Building Approvals Vs Population GrowthBuilding Approvals Vs Population Growth

3. Availability and cost of land

The lengthy-time taken to release new land supplies and the vast amount of taxes and charges developers must pay to subdivide new estates have positively contributed to housing price inflation in Australia.

There are currently moves afoot to speed up the development process, as the government wants developers to produce 1.2 million new dwellings in the next five years.

However, it seems very unlikely these targets will be reached

4. Access to credit

Now I’m not talking about interest rates here, but a borrower’s actual access to credit.

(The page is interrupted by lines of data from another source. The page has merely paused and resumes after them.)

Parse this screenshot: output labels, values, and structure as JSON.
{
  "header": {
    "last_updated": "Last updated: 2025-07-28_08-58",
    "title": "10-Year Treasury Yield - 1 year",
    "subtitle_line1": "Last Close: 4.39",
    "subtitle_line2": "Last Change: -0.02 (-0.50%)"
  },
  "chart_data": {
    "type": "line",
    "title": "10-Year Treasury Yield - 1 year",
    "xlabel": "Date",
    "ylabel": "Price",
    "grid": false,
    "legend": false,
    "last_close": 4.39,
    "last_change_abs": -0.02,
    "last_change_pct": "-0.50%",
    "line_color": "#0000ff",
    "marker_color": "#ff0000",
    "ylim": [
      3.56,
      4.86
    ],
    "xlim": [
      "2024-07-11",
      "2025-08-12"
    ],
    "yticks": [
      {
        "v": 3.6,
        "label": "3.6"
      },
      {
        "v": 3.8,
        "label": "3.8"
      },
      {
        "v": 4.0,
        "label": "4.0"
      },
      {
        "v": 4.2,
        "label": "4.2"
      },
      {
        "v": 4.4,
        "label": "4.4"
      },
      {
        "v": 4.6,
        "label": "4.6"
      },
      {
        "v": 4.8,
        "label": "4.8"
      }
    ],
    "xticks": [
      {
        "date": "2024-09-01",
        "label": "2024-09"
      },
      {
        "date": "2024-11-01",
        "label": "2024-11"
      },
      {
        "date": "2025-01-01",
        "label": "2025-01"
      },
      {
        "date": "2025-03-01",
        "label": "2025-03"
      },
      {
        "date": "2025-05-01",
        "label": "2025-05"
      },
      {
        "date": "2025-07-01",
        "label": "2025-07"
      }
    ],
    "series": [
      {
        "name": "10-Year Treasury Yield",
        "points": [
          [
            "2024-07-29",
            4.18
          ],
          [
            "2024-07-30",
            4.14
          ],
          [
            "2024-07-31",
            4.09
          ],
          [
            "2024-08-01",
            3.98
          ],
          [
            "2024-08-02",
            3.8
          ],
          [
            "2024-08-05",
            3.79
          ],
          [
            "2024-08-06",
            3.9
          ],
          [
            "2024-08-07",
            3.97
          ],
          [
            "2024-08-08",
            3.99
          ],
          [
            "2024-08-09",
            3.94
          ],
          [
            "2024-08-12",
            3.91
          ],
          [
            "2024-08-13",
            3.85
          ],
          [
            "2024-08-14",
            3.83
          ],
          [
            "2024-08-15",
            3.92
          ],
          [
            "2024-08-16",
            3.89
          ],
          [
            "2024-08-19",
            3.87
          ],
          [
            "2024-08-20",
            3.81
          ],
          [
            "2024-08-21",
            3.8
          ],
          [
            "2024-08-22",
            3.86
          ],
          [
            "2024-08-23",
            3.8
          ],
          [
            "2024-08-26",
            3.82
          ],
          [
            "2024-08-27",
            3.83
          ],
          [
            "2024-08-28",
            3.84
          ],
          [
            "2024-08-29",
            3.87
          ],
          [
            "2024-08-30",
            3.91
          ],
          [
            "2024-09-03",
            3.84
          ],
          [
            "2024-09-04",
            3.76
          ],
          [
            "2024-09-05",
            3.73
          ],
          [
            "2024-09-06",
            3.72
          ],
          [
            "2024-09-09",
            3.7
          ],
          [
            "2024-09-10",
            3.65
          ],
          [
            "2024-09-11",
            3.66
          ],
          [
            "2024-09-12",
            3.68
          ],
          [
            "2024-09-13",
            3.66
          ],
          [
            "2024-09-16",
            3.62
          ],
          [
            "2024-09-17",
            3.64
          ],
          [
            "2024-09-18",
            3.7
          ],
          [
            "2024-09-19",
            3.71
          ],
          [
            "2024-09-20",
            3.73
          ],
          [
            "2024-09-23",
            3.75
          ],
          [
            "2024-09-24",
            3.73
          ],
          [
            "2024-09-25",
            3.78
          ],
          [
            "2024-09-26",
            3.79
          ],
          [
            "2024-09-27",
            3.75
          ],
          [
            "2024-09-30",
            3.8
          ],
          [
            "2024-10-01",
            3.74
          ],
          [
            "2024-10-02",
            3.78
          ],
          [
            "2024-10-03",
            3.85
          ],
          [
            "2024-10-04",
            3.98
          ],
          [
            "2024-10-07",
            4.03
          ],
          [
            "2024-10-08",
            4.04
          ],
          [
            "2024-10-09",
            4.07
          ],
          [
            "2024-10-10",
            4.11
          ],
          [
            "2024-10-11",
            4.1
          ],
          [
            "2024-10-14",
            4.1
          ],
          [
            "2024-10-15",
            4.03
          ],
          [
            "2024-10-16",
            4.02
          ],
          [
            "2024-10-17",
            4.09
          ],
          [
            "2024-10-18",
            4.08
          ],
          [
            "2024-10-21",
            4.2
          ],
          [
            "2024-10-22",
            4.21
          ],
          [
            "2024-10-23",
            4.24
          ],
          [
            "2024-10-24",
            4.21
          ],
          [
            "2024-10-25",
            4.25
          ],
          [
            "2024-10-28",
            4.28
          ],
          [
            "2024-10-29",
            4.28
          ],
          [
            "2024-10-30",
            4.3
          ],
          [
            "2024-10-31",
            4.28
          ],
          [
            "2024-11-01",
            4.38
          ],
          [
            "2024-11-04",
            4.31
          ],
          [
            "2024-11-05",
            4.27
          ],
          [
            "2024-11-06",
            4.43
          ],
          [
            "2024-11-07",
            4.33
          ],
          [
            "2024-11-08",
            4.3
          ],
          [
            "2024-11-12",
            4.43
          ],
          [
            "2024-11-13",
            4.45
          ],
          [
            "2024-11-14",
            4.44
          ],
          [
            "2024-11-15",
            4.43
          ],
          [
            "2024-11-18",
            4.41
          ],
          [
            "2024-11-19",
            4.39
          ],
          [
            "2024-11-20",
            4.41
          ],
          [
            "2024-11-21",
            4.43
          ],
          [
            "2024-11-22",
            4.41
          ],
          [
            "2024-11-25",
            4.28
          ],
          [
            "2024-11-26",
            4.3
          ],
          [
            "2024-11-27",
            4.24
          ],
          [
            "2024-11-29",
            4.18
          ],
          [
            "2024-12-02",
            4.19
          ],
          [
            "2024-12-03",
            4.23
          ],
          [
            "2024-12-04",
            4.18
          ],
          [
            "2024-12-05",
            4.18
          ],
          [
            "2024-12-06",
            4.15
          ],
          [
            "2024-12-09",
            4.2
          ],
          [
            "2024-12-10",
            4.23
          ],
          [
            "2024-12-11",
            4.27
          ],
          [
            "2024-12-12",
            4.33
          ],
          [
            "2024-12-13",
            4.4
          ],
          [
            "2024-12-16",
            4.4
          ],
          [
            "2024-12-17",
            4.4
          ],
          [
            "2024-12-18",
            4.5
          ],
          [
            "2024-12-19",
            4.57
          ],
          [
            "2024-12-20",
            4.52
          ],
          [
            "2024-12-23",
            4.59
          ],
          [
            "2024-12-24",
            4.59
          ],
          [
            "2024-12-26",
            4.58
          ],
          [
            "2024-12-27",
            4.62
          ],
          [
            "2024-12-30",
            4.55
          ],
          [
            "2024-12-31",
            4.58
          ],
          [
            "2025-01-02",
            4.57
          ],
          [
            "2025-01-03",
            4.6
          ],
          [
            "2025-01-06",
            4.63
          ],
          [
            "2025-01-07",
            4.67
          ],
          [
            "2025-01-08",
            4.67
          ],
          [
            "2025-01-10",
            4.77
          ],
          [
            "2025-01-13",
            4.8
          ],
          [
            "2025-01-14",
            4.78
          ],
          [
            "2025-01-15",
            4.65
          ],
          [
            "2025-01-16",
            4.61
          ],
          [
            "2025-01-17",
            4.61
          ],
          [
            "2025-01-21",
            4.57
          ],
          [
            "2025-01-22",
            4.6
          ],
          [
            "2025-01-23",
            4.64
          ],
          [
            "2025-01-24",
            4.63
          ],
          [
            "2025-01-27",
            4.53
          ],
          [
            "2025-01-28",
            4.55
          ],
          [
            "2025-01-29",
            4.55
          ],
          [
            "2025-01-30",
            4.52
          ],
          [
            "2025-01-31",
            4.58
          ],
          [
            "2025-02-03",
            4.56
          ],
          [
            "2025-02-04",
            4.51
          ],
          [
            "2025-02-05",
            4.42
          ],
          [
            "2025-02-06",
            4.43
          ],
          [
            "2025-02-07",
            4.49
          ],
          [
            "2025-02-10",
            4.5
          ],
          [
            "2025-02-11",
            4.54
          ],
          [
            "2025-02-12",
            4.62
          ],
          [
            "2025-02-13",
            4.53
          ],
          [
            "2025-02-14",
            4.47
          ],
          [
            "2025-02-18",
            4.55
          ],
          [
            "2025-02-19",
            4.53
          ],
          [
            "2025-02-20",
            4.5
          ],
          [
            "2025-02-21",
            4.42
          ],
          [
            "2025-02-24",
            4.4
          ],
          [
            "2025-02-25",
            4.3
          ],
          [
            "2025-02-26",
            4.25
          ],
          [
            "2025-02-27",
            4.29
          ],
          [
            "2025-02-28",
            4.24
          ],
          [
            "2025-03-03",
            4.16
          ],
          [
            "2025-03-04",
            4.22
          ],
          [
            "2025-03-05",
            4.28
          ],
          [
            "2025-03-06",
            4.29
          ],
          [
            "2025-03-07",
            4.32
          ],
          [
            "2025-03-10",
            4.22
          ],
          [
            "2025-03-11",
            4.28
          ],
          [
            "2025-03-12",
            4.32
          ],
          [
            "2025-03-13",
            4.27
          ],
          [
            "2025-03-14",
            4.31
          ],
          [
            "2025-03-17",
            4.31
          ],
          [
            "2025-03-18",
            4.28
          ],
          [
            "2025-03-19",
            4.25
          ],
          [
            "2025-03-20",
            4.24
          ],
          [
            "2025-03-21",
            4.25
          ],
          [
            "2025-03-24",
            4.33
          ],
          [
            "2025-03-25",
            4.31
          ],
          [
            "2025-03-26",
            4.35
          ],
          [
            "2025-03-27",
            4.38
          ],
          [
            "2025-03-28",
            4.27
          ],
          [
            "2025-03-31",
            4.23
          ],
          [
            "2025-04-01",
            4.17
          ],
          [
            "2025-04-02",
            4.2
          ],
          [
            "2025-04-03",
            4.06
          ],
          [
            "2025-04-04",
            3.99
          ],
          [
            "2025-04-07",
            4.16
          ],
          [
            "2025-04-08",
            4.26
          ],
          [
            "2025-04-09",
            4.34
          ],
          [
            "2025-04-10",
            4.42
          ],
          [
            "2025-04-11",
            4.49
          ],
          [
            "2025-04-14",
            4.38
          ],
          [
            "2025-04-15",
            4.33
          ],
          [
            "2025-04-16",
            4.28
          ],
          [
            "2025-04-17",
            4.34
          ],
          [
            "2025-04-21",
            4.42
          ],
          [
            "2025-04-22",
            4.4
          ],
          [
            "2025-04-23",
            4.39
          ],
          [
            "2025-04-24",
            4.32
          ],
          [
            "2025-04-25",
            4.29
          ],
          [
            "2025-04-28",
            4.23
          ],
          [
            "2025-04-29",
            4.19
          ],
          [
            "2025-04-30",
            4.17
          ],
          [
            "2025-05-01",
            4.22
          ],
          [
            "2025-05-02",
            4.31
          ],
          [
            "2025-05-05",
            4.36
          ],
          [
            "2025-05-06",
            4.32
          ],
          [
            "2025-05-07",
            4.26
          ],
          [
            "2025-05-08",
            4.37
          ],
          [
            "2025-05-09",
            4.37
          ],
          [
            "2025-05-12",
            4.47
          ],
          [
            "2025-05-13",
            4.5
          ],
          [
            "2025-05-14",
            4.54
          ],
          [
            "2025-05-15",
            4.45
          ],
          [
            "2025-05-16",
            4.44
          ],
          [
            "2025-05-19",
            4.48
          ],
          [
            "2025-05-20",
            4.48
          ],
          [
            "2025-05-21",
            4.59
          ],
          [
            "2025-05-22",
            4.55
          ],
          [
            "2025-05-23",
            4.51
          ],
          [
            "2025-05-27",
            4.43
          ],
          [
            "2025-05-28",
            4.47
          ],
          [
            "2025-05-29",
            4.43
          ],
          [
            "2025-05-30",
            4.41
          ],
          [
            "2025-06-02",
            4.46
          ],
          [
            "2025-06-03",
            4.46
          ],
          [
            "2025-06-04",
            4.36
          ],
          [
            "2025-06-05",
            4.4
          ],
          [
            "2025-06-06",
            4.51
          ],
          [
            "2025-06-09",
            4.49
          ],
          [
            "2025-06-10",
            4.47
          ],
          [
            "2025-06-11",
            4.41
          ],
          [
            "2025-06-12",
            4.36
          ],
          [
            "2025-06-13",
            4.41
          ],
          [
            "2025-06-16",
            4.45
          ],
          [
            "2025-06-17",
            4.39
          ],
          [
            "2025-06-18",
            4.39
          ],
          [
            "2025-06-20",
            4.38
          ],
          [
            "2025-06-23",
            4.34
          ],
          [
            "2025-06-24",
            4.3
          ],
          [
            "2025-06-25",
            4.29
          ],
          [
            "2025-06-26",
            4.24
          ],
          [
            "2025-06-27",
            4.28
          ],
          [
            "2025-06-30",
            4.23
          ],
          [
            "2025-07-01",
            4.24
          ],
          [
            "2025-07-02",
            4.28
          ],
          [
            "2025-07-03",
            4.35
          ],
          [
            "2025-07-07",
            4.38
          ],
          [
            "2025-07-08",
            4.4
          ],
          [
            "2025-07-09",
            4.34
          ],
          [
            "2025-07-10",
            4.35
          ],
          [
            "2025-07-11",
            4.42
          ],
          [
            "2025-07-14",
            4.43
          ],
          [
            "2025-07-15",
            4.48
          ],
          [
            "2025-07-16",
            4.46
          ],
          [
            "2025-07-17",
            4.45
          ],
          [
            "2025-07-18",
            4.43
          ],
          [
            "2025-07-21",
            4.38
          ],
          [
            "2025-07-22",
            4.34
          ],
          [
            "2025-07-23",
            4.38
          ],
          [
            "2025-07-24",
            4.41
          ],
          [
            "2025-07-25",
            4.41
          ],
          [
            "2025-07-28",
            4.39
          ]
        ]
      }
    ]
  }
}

Rising interest rates tend to prompt lenders to tighten their lending standards so borrowers can’t borrow as much.

When our Banking Regulator APRA was concerned about the rapid growth in lending to property investors which led to steep increases in property prices in 2014, it instructed the banks and other lenders to be more cautious and set stricter criteria for determining whether borrowers could repay their loans if interest rates were to change.

This warning had the desired effect and the share of new loans to investors fell from over 40% during 2014 -15 to less than 30% the next year.

On the flip side, during the pandemic boom, banks eased lending standards in a move designed to free up credit and revive the economy – and it worked, hence the price surge.

5. The general economic climate

Here we’re talking about things like inflation and employment levels.

It seems obvious that periods of low inflation and high employment would see an uptick in borrowing as consumers look to spend the extra cash in their back pockets.

And as we know, when buyers fight over property purchases, values are only going to go upwards.

6. Consumer confidence

Increasing consumer confidence increases consumer spending.

The aggregate demand curve shifts to the right, indicating an increase in demand for goods over services.

In other words, a robust economic climate and rising property prices cause a  “wealth effect “ which leads to higher consumer confidence where buyers think it’s the opportune time to spend their spare cash on a property.

Last year consumer confidence was at historic lows, we were scared about rising inflation, rising, interest, rates, and economic uncertainty.